Le auto elettriche domineranno in futuro? Se rispondere è cortesia, chiedere è lecito. Per ogni Tesla (comunque non immune da difficoltà) che, a suon di vendite, impensierisce le Case tradizionali, c’è una Fisker in bancarotta. O una Northvolt, la principale produttrice di batterie completamente rinnovabili, che corre ai ripari.
Per “affrontare il sempre più difficile ambiente macroeconomico”, la compagnia svedese ha annunciato l’avvio di una “revisione strategica”. Paga la domanda delle BEV in continuo calo. Nonostante la politica mondiale cerchi di promuoverle, i guidatori paiono poco convinti.

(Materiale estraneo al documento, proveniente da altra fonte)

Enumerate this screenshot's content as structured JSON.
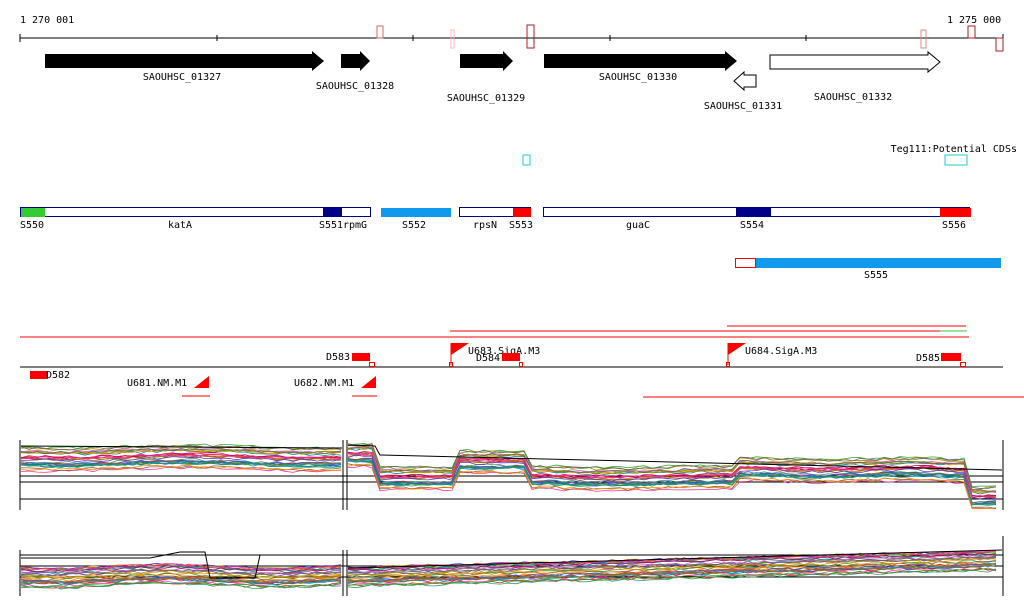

Le motivazioni rimangono le solite: prezzi troppo alti, poche infrastrutture, ricariche lente. Dei limiti che richiederanno probabilmente anni prima di essere superati in maniera definitiva. Nel frattempo, persino i Paesi più evoluti del Vecchio Continente registrano numeri allarmanti. Ad esempio, la Germania, in crisi nera, con il cancellierato che ha varato negli scorsi giorni un maxi-investimento per rilanciare l’industria locale.
Le risposte obbligate alla crisi
I maligni diranno che le auto elettriche non hanno mai avuto chance di sostituirsi alle termiche nel breve periodo. Senza sfociare in considerazioni così drastiche (e ingiustificate), la transizione ecologica procede a rilento. Lo sanno i conducenti, ma soprattutto lo sanno gli stessi operatori della filiera, costretti ogni volta a reinventarsi. Se già la situazione era abbastanza complicata, nel recente periodo qualcosa sembra essersi inceppato nei meccanismi.

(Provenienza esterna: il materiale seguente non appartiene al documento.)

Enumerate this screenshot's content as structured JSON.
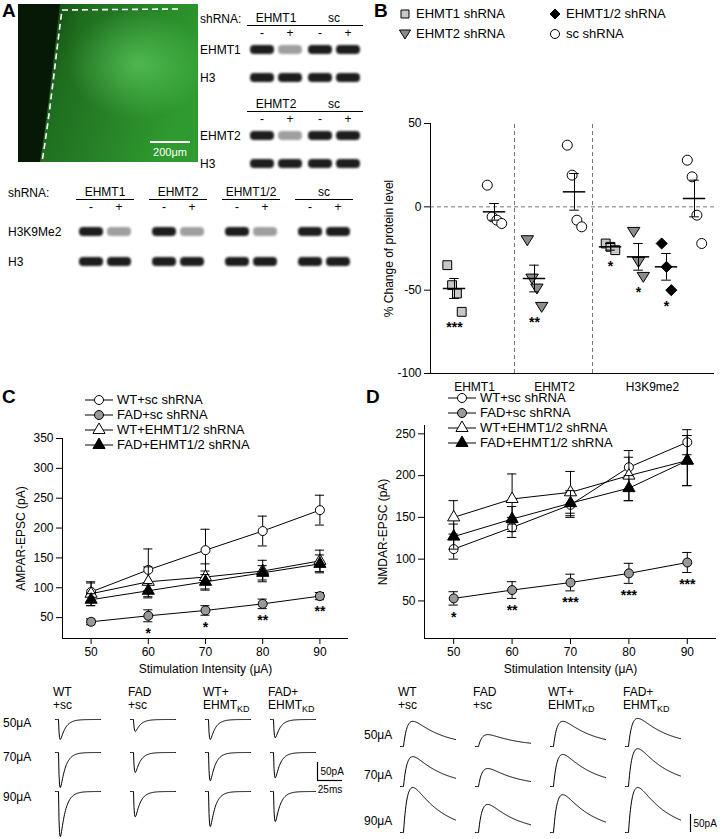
{
  "panel_a": {
    "label": "A",
    "image_scale_bar": "200μm",
    "blots": [
      {
        "header": "shRNA:",
        "groups": [
          "EHMT1",
          "sc"
        ],
        "lanes": [
          "-",
          "+"
        ],
        "rows": [
          "EHMT1",
          "H3"
        ]
      },
      {
        "groups": [
          "EHMT2",
          "sc"
        ],
        "lanes": [
          "-",
          "+"
        ],
        "rows": [
          "EHMT2",
          "H3"
        ]
      },
      {
        "header": "shRNA:",
        "groups": [
          "EHMT1",
          "EHMT2",
          "EHMT1/2",
          "sc"
        ],
        "lanes": [
          "-",
          "+"
        ],
        "rows": [
          "H3K9Me2",
          "H3"
        ]
      }
    ]
  },
  "chart_data": [
    {
      "panel": "B",
      "type": "scatter",
      "ylabel": "% Change of protein level",
      "xlim": [
        0.4,
        7.5
      ],
      "xticks": [
        {
          "value": 1.5,
          "label": "EHMT1"
        },
        {
          "value": 3.5,
          "label": "EHMT2"
        },
        {
          "value": 5.95,
          "label": "H3K9me2"
        }
      ],
      "ylim": [
        -100,
        50
      ],
      "yticks": [
        -100,
        -50,
        0,
        50
      ],
      "reference_lines": [
        {
          "y": 0,
          "line_style": "dashed"
        }
      ],
      "legend": "top",
      "series": [
        {
          "name": "EHMT1 shRNA",
          "color": "#c8c8c8",
          "marker": "square"
        },
        {
          "name": "EHMT2 shRNA",
          "color": "#8c8c8c",
          "marker": "triangle-down"
        },
        {
          "name": "EHMT1/2 shRNA",
          "color": "#000000",
          "marker": "diamond"
        },
        {
          "name": "sc shRNA",
          "color": "#ffffff",
          "marker": "circle"
        }
      ],
      "groups": [
        {
          "protein": "EHMT1",
          "series": "EHMT1 shRNA",
          "x": 1,
          "values": [
            -35,
            -47,
            -52,
            -63
          ],
          "mean": -49,
          "sem": 6,
          "annotation": "***"
        },
        {
          "protein": "EHMT1",
          "series": "sc shRNA",
          "x": 2,
          "values": [
            13,
            -6,
            -8,
            -10
          ],
          "mean": -3,
          "sem": 5
        },
        {
          "protein": "EHMT2",
          "series": "EHMT2 shRNA",
          "x": 3,
          "values": [
            -20,
            -43,
            -49,
            -60
          ],
          "mean": -43,
          "sem": 8,
          "annotation": "**"
        },
        {
          "protein": "EHMT2",
          "series": "sc shRNA",
          "x": 4,
          "values": [
            37,
            19,
            -8,
            -12
          ],
          "mean": 9,
          "sem": 11
        },
        {
          "protein": "H3K9me2",
          "series": "EHMT1 shRNA",
          "x": 4.9,
          "values": [
            -22,
            -24,
            -26
          ],
          "mean": -24,
          "sem": 2,
          "annotation": "*"
        },
        {
          "protein": "H3K9me2",
          "series": "EHMT2 shRNA",
          "x": 5.6,
          "values": [
            -15,
            -33,
            -42
          ],
          "mean": -30,
          "sem": 8,
          "annotation": "*"
        },
        {
          "protein": "H3K9me2",
          "series": "EHMT1/2 shRNA",
          "x": 6.3,
          "values": [
            -22,
            -36,
            -50
          ],
          "mean": -36,
          "sem": 8,
          "annotation": "*"
        },
        {
          "protein": "H3K9me2",
          "series": "sc shRNA",
          "x": 7.0,
          "values": [
            28,
            18,
            -5,
            -22
          ],
          "mean": 5,
          "sem": 11
        }
      ]
    },
    {
      "panel": "C",
      "type": "line",
      "xlabel": "Stimulation Intensity (μA)",
      "ylabel": "AMPAR-EPSC (pA)",
      "x": [
        50,
        60,
        70,
        80,
        90
      ],
      "xlim": [
        45,
        95
      ],
      "xticks": [
        50,
        60,
        70,
        80,
        90
      ],
      "ylim": [
        15,
        350
      ],
      "yticks": [
        50,
        100,
        150,
        200,
        250,
        300,
        350
      ],
      "legend": "top-left",
      "series": [
        {
          "name": "WT+sc shRNA",
          "color": "#ffffff",
          "marker": "circle",
          "values": [
            93,
            130,
            163,
            195,
            230
          ],
          "errors": [
            15,
            35,
            35,
            25,
            25
          ]
        },
        {
          "name": "FAD+sc shRNA",
          "color": "#999999",
          "marker": "circle",
          "values": [
            43,
            53,
            62,
            73,
            86
          ],
          "errors": [
            5,
            10,
            8,
            8,
            6
          ],
          "annotations": [
            null,
            "*",
            "*",
            "**",
            "**"
          ]
        },
        {
          "name": "WT+EHMT1/2 shRNA",
          "color": "#ffffff",
          "marker": "triangle",
          "values": [
            90,
            110,
            118,
            128,
            145
          ],
          "errors": [
            20,
            25,
            22,
            18,
            18
          ]
        },
        {
          "name": "FAD+EHMT1/2 shRNA",
          "color": "#000000",
          "marker": "triangle",
          "values": [
            80,
            95,
            110,
            125,
            140
          ],
          "errors": [
            10,
            12,
            12,
            12,
            15
          ]
        }
      ]
    },
    {
      "panel": "D",
      "type": "line",
      "xlabel": "Stimulation Intensity (μA)",
      "ylabel": "NMDAR-EPSC (pA)",
      "x": [
        50,
        60,
        70,
        80,
        90
      ],
      "xlim": [
        45,
        95
      ],
      "xticks": [
        50,
        60,
        70,
        80,
        90
      ],
      "ylim": [
        5,
        260
      ],
      "yticks": [
        50,
        100,
        150,
        200,
        250
      ],
      "legend": "top",
      "series": [
        {
          "name": "WT+sc shRNA",
          "color": "#ffffff",
          "marker": "circle",
          "values": [
            112,
            138,
            165,
            210,
            240
          ],
          "errors": [
            12,
            12,
            15,
            12,
            15
          ]
        },
        {
          "name": "FAD+sc shRNA",
          "color": "#999999",
          "marker": "circle",
          "values": [
            53,
            63,
            72,
            83,
            96
          ],
          "errors": [
            8,
            10,
            10,
            12,
            12
          ],
          "annotations": [
            "*",
            "**",
            "***",
            "***",
            "***"
          ]
        },
        {
          "name": "WT+EHMT1/2 shRNA",
          "color": "#ffffff",
          "marker": "triangle",
          "values": [
            150,
            172,
            180,
            200,
            218
          ],
          "errors": [
            20,
            30,
            25,
            30,
            30
          ]
        },
        {
          "name": "FAD+EHMT1/2 shRNA",
          "color": "#000000",
          "marker": "triangle",
          "values": [
            127,
            148,
            167,
            185,
            218
          ],
          "errors": [
            15,
            15,
            15,
            15,
            30
          ]
        }
      ]
    }
  ],
  "traces": [
    {
      "panel": "C",
      "columns": [
        {
          "lines": [
            "WT",
            "+sc"
          ]
        },
        {
          "lines": [
            "FAD",
            "+sc"
          ]
        },
        {
          "lines": [
            "WT+",
            "EHMT"
          ],
          "subscript": "KD"
        },
        {
          "lines": [
            "FAD+",
            "EHMT"
          ],
          "subscript": "KD"
        }
      ],
      "rows": [
        "50μA",
        "70μA",
        "90μA"
      ],
      "amplitudes": [
        [
          -55,
          -33,
          -55,
          -50
        ],
        [
          -97,
          -55,
          -78,
          -70
        ],
        [
          -125,
          -70,
          -97,
          -83
        ]
      ],
      "scale_bars": [
        {
          "value": 50,
          "label": "50pA",
          "axis": "y"
        },
        {
          "value": 25,
          "label": "25ms",
          "axis": "x"
        }
      ]
    },
    {
      "panel": "D",
      "columns": [
        {
          "lines": [
            "WT",
            "+sc"
          ]
        },
        {
          "lines": [
            "FAD",
            "+sc"
          ]
        },
        {
          "lines": [
            "WT+",
            "EHMT"
          ],
          "subscript": "KD"
        },
        {
          "lines": [
            "FAD+",
            "EHMT"
          ],
          "subscript": "KD"
        }
      ],
      "rows": [
        "50μA",
        "70μA",
        "90μA"
      ],
      "amplitudes": [
        [
          70,
          33,
          70,
          78
        ],
        [
          83,
          50,
          89,
          105
        ],
        [
          125,
          78,
          105,
          125
        ]
      ],
      "scale_bars": [
        {
          "value": 50,
          "label": "50pA",
          "axis": "y"
        }
      ]
    }
  ]
}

Almeno le aziende scandinave parevano poggiare su solide fondamenta. Si noti il passato, perché una recente decisione segnala i problemi dilaganti persino nella regione. Mentre in Norvegia la quasi totalità delle vetture vendute è elettrica, altrove la situazione invita meno ai facili sorrisi.
Nell’ambito della revisione la gigafactory Northvolt sospenderà l’attività, in attesa di nuove comunicazioni. Inoltre, chiude il sito di Borlänge, acquisito nel 2022. Stando ai piani della dirigenza avrebbe dovuto affiancare il resto delle fabbriche in Svezia. Ci hanno provato, ma, a furia di tirarla, la cinghia si è rotta. Le trattative per la vendita e la dismissione del complesso sono già iniziate. Rischia di andare incontro alla stessa fine il centro di Gdánsk, in Polonia. Qui, però, Northvolt vuole provare ad andare avanti, a patto di trovare dei partner strategici.

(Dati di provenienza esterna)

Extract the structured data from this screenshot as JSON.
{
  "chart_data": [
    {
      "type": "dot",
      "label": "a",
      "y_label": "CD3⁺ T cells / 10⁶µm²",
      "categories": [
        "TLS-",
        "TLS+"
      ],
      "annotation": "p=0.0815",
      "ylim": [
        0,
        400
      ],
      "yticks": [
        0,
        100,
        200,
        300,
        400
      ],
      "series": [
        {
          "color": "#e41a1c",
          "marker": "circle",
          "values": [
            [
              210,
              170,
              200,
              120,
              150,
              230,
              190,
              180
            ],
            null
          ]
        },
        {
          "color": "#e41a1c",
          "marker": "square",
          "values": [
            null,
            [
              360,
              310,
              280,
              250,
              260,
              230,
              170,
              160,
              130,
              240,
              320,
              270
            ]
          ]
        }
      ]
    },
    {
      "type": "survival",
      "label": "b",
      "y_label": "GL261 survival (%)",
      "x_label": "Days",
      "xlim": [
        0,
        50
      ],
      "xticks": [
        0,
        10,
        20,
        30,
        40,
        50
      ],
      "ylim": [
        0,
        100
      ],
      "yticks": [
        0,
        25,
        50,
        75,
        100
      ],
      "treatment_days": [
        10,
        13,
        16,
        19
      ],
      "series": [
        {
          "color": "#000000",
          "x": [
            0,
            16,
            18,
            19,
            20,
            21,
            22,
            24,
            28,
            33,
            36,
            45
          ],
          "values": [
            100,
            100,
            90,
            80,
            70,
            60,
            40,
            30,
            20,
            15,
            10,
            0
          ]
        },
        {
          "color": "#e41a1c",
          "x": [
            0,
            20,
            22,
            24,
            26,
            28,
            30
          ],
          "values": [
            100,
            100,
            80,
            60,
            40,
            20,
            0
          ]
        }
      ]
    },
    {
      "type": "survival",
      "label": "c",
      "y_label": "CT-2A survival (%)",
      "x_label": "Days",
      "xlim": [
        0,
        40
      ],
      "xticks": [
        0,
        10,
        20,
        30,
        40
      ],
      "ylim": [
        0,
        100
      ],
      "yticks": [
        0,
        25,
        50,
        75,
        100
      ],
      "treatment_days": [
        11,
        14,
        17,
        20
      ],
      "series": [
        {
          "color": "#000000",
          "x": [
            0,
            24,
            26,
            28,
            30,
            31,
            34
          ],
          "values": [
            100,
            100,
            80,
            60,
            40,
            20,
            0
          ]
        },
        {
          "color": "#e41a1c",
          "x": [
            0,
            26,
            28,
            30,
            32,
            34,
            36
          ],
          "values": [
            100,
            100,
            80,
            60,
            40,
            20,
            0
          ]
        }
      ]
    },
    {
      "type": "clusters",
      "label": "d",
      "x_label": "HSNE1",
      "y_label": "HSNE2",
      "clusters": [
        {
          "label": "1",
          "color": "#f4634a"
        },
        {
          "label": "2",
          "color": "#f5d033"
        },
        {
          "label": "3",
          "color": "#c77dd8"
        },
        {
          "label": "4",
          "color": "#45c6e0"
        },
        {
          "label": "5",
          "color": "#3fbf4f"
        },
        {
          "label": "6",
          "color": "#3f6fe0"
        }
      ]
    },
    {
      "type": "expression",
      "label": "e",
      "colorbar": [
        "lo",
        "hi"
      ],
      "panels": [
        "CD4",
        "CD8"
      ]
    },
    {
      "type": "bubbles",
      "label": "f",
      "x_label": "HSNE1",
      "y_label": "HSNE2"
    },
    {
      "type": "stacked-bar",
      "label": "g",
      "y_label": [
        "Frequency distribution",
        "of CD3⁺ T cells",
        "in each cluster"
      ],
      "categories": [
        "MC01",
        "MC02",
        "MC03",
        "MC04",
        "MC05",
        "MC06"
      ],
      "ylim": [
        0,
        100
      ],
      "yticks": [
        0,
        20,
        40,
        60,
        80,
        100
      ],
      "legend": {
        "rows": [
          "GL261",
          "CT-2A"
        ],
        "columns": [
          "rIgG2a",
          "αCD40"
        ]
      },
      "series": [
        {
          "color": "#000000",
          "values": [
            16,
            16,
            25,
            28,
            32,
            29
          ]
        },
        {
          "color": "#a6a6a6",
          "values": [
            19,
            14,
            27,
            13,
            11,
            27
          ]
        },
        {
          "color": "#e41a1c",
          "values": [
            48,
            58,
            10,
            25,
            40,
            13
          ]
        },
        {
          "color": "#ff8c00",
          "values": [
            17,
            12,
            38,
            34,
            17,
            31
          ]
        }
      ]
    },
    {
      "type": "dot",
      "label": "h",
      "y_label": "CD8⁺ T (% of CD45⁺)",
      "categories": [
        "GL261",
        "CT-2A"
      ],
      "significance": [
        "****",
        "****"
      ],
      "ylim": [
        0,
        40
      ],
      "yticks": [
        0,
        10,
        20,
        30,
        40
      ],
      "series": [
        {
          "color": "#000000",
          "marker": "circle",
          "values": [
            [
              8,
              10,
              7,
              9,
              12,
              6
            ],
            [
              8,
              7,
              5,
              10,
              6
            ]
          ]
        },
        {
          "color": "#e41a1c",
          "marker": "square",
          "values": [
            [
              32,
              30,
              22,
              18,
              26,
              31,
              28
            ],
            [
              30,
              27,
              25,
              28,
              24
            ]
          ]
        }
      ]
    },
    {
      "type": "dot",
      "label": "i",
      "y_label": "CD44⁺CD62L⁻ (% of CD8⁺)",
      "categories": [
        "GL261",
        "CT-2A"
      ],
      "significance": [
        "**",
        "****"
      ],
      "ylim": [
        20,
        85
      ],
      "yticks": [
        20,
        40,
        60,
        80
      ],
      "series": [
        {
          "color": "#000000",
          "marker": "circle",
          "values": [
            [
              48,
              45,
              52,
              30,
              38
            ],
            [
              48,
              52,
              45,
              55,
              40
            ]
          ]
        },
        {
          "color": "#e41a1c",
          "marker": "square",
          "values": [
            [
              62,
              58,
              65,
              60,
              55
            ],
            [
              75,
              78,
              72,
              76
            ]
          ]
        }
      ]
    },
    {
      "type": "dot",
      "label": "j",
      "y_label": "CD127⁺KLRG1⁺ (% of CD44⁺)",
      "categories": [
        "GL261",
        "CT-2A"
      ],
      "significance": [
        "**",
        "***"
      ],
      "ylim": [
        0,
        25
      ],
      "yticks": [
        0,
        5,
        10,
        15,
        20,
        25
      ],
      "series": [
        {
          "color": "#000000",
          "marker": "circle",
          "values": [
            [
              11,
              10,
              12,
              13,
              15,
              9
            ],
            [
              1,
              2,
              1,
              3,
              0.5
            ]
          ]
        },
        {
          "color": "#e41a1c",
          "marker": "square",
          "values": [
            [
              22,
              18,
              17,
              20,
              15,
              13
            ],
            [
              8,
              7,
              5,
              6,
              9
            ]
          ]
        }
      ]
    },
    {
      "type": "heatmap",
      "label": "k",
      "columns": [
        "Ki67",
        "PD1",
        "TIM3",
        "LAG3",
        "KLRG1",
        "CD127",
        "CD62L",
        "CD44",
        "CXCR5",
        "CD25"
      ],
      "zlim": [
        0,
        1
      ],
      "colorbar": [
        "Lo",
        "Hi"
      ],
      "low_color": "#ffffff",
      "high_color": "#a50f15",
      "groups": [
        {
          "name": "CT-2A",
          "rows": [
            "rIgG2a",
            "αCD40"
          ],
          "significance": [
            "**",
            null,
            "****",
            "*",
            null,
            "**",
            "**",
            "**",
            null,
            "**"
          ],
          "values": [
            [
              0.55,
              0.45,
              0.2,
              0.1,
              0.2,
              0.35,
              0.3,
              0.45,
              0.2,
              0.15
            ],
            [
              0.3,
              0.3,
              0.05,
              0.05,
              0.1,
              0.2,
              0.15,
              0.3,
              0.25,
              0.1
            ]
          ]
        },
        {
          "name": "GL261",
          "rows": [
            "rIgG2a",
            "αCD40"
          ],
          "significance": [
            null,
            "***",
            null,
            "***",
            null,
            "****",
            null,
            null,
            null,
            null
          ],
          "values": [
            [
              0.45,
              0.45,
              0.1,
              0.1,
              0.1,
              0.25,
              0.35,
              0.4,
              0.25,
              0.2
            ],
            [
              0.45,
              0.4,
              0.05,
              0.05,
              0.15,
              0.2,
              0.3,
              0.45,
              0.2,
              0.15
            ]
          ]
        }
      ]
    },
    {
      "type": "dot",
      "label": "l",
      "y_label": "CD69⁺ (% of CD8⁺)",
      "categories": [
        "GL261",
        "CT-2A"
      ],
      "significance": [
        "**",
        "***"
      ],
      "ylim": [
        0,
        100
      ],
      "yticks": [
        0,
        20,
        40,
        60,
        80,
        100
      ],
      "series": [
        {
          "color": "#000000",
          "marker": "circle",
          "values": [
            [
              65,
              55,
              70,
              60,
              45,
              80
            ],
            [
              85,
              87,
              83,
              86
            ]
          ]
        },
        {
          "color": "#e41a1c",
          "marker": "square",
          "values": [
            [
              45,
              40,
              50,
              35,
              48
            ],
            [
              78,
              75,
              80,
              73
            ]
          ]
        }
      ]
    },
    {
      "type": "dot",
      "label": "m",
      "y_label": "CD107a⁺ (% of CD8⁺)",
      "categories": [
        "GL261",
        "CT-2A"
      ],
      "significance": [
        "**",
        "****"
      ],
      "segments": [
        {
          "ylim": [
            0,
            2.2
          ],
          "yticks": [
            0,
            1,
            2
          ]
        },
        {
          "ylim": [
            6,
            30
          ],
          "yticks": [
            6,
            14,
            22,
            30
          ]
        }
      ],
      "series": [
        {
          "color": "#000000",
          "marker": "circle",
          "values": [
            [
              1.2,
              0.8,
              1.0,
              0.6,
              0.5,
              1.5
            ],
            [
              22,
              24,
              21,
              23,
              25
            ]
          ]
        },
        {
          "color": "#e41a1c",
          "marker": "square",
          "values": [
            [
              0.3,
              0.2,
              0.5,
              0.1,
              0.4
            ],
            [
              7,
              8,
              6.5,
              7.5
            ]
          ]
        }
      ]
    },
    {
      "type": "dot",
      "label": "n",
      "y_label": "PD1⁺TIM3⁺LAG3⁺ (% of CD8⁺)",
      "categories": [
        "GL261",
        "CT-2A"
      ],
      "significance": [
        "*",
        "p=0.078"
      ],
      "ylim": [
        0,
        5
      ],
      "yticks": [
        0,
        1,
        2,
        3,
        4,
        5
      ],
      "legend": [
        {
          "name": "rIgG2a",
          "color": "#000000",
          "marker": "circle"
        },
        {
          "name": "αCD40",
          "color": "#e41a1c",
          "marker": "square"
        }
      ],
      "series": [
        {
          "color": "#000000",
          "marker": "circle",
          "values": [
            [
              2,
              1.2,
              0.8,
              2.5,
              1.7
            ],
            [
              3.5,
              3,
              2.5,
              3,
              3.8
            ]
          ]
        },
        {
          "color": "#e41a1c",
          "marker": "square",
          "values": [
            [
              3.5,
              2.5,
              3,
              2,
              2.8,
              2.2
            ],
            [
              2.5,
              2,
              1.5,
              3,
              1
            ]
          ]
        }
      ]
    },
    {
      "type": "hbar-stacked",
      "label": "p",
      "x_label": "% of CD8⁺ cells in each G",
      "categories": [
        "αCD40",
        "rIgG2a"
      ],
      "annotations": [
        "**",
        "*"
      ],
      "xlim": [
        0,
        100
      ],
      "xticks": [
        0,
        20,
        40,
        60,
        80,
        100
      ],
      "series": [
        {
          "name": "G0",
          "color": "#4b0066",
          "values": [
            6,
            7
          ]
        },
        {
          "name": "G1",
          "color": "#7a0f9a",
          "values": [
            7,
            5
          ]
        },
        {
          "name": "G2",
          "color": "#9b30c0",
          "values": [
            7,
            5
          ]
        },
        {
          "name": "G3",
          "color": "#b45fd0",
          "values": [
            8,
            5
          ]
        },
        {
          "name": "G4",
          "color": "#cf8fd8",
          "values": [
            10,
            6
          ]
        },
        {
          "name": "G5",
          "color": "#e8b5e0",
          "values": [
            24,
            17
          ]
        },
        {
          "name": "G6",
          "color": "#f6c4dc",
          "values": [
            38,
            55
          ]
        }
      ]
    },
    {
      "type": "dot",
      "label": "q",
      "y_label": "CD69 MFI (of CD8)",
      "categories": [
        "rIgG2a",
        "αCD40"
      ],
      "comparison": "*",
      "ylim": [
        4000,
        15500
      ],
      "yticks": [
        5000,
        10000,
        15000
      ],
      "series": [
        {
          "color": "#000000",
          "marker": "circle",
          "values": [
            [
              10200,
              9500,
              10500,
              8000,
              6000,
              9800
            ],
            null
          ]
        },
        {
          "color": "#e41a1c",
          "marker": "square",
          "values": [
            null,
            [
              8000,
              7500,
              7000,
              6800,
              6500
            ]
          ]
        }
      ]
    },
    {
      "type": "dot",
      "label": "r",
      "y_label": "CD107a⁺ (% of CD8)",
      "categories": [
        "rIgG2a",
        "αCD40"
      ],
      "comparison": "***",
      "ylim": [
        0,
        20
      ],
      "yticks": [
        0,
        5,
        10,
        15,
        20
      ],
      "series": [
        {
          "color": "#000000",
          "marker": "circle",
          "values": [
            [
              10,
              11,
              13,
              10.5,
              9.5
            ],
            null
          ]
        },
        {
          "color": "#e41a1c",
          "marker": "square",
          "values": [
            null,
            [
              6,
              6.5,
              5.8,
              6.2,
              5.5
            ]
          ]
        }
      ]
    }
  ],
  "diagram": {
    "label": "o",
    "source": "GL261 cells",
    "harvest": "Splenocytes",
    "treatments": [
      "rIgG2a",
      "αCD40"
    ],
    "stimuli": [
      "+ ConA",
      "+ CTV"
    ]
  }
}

Difficili decisioni da prendere
Il programma di ristrutturazione dispone pure delle “difficili decisioni in merito alla dimensione della nostra forza lavoro”, recita il comunicato stampa diramato dall’azienda. “Continuiamo a portare avanti discussioni costruttive con i sindacati, per assicurarci che sia fatto ogni sforzo possibile per ridurli al minimo”, prosegue la nota. In base all’esito dei negoziati, cambierà il numero di addetti a rischio licenziamento.
“Dobbiamo prendere decisioni difficili per mettere in sicurezza le fondamenta della Northvolt, assicurarci una stabilità finanziaria e rafforzare la nostra performance operativa – ammette dispiaciuto l’amministratore delegato, Peter Carlsson -. Anche in questi tempi così difficili, non c’è alcun dubbio che la transizione globale verso l’elettrico, così come le prospettive per i produttori di batterie, tra cui Northvolt – continui con forza”. La situazione andrà tenuta monitorata nell’arco dei prossimi mesi, quando verranno forniti maggiori dettagli. Fino ad allora, le sorti della manodopera sono appese a un filo.